Would the added features be useful in another context? Would they be useful regardless of the type of work being done? Are they merely enhancements of the platform, or are they specifically tailored to the client's domain?
1. High paying legal immigration is tightly controlled because highly skilled people and high-paying employers don't dare to break the law.
2. Low-paying illegal immigration is poorly controlled because poor people and small employers don't care about immigration law.
Pro-ICE-abolition groups, for the most part, want essentially open borders for poor people and are ambivalent about high skilled legal immigrants. ICE, for its part, has become increasingly brutal in its enforcement of immigration law, and has repeatedly been caught employing white nationalists and doing otherwise gross things. Getting rid of an unpopular enforcement agency is considered easier to accomplish politically than to actually re-write immigration law.
So if ICE asks github to prioritize better native CI support for Windows, or something, they're doing it because it is of maximum benefit to ICE.
The CCP's position seems to be that anything vaguely resembling disrespect of the CCP or their leader will lead to revolution, and therefore must be suppressed with whatever means necessary.

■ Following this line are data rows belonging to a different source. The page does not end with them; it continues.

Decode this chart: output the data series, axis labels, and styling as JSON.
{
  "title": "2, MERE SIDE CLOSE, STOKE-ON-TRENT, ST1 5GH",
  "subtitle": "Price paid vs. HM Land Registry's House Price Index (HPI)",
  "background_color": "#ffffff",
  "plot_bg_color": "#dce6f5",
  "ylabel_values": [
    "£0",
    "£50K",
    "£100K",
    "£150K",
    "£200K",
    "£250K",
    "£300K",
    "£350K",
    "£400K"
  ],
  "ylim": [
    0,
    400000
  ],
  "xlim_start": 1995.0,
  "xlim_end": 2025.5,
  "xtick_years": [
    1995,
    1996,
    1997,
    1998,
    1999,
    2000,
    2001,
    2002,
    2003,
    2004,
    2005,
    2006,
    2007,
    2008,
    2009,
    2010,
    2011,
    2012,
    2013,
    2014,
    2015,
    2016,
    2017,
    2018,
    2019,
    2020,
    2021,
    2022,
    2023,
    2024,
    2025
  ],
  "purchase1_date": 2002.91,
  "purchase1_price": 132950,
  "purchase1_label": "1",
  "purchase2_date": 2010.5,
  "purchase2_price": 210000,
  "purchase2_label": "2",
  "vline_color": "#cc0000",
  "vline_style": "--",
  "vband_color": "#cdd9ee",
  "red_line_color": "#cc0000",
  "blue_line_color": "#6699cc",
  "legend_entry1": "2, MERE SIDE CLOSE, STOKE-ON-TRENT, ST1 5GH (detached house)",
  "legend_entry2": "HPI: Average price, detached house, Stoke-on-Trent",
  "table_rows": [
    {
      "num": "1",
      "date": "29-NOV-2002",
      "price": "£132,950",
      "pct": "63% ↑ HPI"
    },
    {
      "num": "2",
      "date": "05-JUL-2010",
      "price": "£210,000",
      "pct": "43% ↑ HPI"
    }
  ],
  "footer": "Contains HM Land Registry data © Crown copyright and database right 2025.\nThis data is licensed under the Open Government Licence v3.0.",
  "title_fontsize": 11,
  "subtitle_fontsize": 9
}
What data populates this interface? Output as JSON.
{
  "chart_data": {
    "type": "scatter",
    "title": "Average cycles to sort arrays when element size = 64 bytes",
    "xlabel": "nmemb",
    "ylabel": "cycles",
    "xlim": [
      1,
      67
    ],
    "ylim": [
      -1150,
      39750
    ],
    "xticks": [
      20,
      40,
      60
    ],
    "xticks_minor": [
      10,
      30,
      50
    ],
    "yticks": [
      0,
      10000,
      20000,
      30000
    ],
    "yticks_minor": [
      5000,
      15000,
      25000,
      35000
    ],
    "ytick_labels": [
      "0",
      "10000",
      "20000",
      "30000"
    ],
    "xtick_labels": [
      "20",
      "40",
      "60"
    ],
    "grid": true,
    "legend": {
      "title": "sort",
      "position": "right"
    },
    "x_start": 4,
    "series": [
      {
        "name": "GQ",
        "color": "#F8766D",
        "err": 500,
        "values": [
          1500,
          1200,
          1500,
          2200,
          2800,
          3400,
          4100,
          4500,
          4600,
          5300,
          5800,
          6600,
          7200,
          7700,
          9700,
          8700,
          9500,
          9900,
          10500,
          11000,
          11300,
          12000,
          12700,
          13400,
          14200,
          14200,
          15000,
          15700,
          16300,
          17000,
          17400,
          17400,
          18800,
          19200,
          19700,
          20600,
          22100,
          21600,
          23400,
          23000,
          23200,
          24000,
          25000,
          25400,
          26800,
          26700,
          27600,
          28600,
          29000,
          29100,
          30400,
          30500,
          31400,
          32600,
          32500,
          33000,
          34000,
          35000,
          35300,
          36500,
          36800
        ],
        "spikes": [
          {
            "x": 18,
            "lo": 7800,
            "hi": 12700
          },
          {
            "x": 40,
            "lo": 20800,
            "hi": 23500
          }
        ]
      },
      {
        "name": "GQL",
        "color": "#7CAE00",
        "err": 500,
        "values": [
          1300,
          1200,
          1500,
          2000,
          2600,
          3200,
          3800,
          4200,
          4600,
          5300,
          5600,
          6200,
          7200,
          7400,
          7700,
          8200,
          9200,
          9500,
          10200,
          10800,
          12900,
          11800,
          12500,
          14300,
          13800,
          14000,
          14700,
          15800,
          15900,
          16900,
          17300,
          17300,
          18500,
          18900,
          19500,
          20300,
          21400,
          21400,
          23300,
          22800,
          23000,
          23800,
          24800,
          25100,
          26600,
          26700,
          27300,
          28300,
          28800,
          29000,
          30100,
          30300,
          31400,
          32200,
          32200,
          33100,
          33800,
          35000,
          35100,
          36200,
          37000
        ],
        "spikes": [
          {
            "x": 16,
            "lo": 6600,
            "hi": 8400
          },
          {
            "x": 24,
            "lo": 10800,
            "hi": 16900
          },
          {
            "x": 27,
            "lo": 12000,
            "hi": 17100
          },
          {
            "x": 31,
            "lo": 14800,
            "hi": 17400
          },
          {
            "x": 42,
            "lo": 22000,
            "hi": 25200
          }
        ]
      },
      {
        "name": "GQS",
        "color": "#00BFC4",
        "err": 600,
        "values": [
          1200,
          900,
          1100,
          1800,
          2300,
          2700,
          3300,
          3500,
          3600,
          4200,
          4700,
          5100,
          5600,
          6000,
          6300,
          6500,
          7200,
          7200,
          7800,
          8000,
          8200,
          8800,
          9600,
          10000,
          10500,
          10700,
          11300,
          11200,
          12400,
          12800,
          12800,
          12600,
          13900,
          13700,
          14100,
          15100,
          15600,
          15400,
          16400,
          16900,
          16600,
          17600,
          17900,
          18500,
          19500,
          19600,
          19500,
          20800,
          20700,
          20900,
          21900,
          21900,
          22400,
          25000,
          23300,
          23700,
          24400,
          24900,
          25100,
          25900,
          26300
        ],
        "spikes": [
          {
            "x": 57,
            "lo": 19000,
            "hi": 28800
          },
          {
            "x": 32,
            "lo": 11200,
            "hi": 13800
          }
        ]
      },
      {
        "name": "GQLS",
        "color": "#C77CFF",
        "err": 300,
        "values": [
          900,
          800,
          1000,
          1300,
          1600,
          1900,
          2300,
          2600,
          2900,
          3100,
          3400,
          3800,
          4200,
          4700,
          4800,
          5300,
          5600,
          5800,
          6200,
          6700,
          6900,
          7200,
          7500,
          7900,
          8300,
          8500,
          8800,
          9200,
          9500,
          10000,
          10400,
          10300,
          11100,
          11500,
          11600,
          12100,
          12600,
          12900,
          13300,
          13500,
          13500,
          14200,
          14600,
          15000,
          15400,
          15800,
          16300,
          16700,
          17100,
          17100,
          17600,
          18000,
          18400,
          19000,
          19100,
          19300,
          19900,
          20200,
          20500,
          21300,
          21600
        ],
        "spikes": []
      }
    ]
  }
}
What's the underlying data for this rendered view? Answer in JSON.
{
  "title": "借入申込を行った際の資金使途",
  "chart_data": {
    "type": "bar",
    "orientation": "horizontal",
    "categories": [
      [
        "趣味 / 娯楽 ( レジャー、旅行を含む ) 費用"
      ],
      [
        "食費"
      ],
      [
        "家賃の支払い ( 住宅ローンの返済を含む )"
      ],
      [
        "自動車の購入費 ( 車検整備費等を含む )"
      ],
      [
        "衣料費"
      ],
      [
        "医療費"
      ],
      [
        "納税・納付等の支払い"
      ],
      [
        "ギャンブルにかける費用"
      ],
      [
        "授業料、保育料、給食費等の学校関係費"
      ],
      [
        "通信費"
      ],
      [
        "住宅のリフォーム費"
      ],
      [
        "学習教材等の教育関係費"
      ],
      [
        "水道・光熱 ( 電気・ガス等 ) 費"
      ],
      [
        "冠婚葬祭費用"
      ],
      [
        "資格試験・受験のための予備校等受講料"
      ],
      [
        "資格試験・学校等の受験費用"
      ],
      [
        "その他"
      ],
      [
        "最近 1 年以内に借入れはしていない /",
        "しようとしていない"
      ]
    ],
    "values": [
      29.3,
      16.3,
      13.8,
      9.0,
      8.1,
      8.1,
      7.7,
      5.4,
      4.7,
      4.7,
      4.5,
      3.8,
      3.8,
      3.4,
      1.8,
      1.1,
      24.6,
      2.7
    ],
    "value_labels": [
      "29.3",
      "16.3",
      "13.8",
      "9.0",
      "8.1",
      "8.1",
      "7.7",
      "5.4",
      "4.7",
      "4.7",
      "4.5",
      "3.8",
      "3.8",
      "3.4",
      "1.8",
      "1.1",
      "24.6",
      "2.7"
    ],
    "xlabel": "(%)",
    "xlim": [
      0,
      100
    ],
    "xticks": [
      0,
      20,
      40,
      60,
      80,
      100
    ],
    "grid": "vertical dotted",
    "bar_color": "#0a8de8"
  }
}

It's generally possible for people to see small, seemingly-harmless, and sometimes-unintentional actions as being part of / enabling / normalizing some terrible threat, which must therefore be burned down, and anyone who opposes such burning must themselves be burned too. I think this happened with the Inquisitions, for example.
It doesn't solve the issue to say "the different political factions will judge for themselves which infractions against their beliefs are harmless". People are very capable of inflaming their own political passions to cast any issue as being the first step towards the end of the world. It only works if there is some common, overarching framework that the different factions agree on. If the common foundation is democracy, then I think that framework would probably be "that which the law allows is permissible; peacefully advocating your policies is permissible; if you think the law is wrong, advocate to change the law". Civil disobedience is a step outside that framework, but (by design) one of the most harmless.
Another responsibility that is not given enough weight is the maintenance of a civil non-polarized society.
IMO the former is more objectionable than the latter.
If GitHub were to go through with it, that would make for an interesting middle-man company business model.